While she was studying journalism, Pereira met a businessman, José Roberto Lamacchia, the founder of Crefisa.

She began studying law, graduating from Cândido Mendes University. She moved to São Paulo in 1996 and attempted new career path as a judge, but failed the public exam and ended up opening a law office. Pereira and José Roberto Lamacchia got married in 1999.

=== Partnership with Palmeiras ===
Pereira started sponsoring Palmeiras in 2015. One of the first big moves in Crefisa's sponsorship of the club was the signing of striker Dudu, bought for approximately 35 million reais thanks to a contribution from the finance company.

In 2017, she became an advisor to the club. Thanks to a letter from former president Mustafá Contursi, she was qualified to compete for one of the vacancies. With 250 votes, she was the most voted in the election for the Palmeiras board.

To continue with a good relationship, Crefisa transferred 70 tickets to Contursi. However, in 2017, prosecutors suspected that these tickets were being sold, which would be illegal. The case ended up being closed due to lack of evidence, but the relationship between Contursi and Crefisa was broken.

=== Club presidency ===
On 20 November 2021, in a vote with a single ticket, Pereira was elected the 56th president in the club's history, being the first woman – she received 1,897 votes from members out of a total of 2,141.

Shortly after winning the presidency, Pereira celebrated another title for Palmeiras: the 2021 Copa Libertadores da América. Pereira's term at the helm of the club began on 15 December 2021.

In her first year as a president, Palmeiras achieved 2022 Campeonato Brasileiro, the Recopa Sudamericana and the Campeonato Paulista. In the women's category, Alviverde won the Libertadores and the Campeonato Paulista. The club was also successful at the youth level, with titles in the São Paulo Junior Football Cup, the Brazilian Under-20 Championship and the Brazilian Under-17 Championship.
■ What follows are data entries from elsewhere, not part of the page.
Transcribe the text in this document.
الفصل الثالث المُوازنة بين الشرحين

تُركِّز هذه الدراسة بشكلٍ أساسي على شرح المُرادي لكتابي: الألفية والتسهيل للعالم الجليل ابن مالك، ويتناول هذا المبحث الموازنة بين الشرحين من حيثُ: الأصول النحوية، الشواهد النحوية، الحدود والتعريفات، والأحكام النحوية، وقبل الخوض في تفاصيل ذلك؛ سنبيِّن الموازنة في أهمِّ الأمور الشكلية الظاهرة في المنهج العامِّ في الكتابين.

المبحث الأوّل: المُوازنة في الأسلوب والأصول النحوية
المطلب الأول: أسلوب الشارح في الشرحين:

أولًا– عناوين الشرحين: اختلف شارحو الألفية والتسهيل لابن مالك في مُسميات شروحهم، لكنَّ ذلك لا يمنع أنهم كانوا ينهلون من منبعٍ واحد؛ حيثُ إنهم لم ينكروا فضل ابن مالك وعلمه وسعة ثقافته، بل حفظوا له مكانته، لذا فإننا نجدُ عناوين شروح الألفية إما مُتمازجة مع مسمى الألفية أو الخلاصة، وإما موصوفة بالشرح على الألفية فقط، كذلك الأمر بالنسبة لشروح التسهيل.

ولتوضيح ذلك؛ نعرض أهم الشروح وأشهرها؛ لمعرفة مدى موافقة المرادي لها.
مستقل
==== Palmeiras' supporter protests ====
Pereira became the target of protests from Palmeiras fans, mainly from Mancha Alviverde. The manager's bad relationship with the organized fans began in the first months of Leila's management at Palmeiras, after the president did not respond to the fans' desire to change the reserved place at Allianz Parque. In 2023, Pereira was criticized for the delay in hiring reinforcements for the season. In June, fans mocked the director's purchase of the plane during a protest in front of Crefisa's headquarters.

==== Purchase of Arena Barueri ====
On 24 October 2023, Crefipar, Pereira's company, won the concession to manage Arena Barueri. Leila stated that the company will invest up to $100 million over the next 35 years, becoming the venue for Palmeiras games when Allianz Parque is not available.